You will recognize these
You found product-market fit through self-serve. Now enterprise deals are closing and every one is a bespoke exercise.
- Enterprise deals quoted in Google Docs with pricing invented per deal.
- VP Sales is the human router for every discount and approval request.
- CS finds out about $60K customers from a Slack message weeks after close.
- Stripe handles self-serve. Manual invoices handle enterprise. Nobody can produce one ARR number.
What “done” looks like
For the VP Sales
Your founding AEs have a structured, repeatable way to quote and close enterprise deals. Pricing precedents are documented, not accidental.
For the CEO
The enterprise motion has real infrastructure. Board sees enterprise ACV moving. Operational maturity is credible before the next raise.
For VP Customer Success
Structured enterprise handoff with full context on every closed deal. No more finding out about large customers from a Slack thread.
What gets built
6 weeks. Fixed scope, fixed timeline. Here is exactly what you get.
Audit & Motion Roadmap
Review of your first 5 to 15 enterprise deals, pricing decisions made so far, and dual-motion analysis. Interviews with VP Sales, CEO, AEs, CS, and Finance. Prioritized roadmap delivered on Day 5.
Enterprise Quoting & Deal Desk
First formal enterprise pricing structure with SKU separation from self-serve. Quoting path configured with discount guardrails and a lightweight approval workflow. Designed for a team of 3 to 10 reps.
Handoffs & Provisioning
Structured Sales to CS handoff for enterprise accounts: kickoff checklist, context transfer template, implementation plan, and automated CS notifications.
Dual-Motion Billing
Stripe (self-serve) and enterprise invoicing reconciled into one unified ARR view. CRM configured as the single source of truth across both motions.
Rollout & Enablement
Live training session with the sales and CS teams. Go-live transition. Runbook and enablement recordings for onboarding future hires.
What we need from you
We work autonomously. Your leadership team provides alignment. Total effort: 6 to 8 hours per week across the buying committee.
VP Sales / CRO
2 hours per week. Pricing decisions, quoting parameters, approval policy.
CEO
1 to 2 hours per week. Early pricing decisions and enterprise motion strategy alignment.
Finance
1 hour per week. Dual-motion billing walkthrough and ARR reconciliation validation.
Common questions
We only have 5 to 10 enterprise reps. Are we too small for this?

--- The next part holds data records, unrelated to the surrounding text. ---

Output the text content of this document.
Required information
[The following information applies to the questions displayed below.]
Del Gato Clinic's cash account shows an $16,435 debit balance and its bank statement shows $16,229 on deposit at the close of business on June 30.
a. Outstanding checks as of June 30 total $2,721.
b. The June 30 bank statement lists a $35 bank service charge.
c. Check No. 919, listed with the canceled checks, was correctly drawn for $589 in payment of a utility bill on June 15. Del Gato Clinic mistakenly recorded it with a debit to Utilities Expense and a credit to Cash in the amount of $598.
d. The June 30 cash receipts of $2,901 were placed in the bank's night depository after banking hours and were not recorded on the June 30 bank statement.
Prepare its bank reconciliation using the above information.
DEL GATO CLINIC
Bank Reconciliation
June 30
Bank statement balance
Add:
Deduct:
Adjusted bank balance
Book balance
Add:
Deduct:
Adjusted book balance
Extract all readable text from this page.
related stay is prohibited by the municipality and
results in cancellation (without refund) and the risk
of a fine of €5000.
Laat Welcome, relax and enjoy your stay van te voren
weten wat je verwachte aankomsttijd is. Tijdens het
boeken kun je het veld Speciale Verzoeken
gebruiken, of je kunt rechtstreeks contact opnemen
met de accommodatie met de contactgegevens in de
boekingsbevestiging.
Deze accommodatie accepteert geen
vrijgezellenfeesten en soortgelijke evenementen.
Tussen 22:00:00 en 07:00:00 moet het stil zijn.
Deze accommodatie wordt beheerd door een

This service is scoped for 5 to 10 rep teams. Lightweight by design. We install only what protects the enterprise motion today, not infrastructure built for a 50-person sales org.
Will this slow down our PLG motion?
PLG stays PLG. We add enterprise infrastructure alongside your self-serve motion, not on top of it. Dual-motion billing reconciliation protects both flows and gives you one unified ARR number.
We just hired our VP Sales. Is it too early for this?
It is the ideal time. Bad precedents set in the first 10 enterprise deals compound across the entire motion. Every week of ad-hoc pricing and discount drift creates patterns that are hard to unwind at $25M ARR.
We do not have a RevOps person to maintain this.
Everything we build is documented in a runbook. The 30-day warranty covers early issues. The infrastructure is designed to work within your existing CRM workflows without a dedicated ops hire.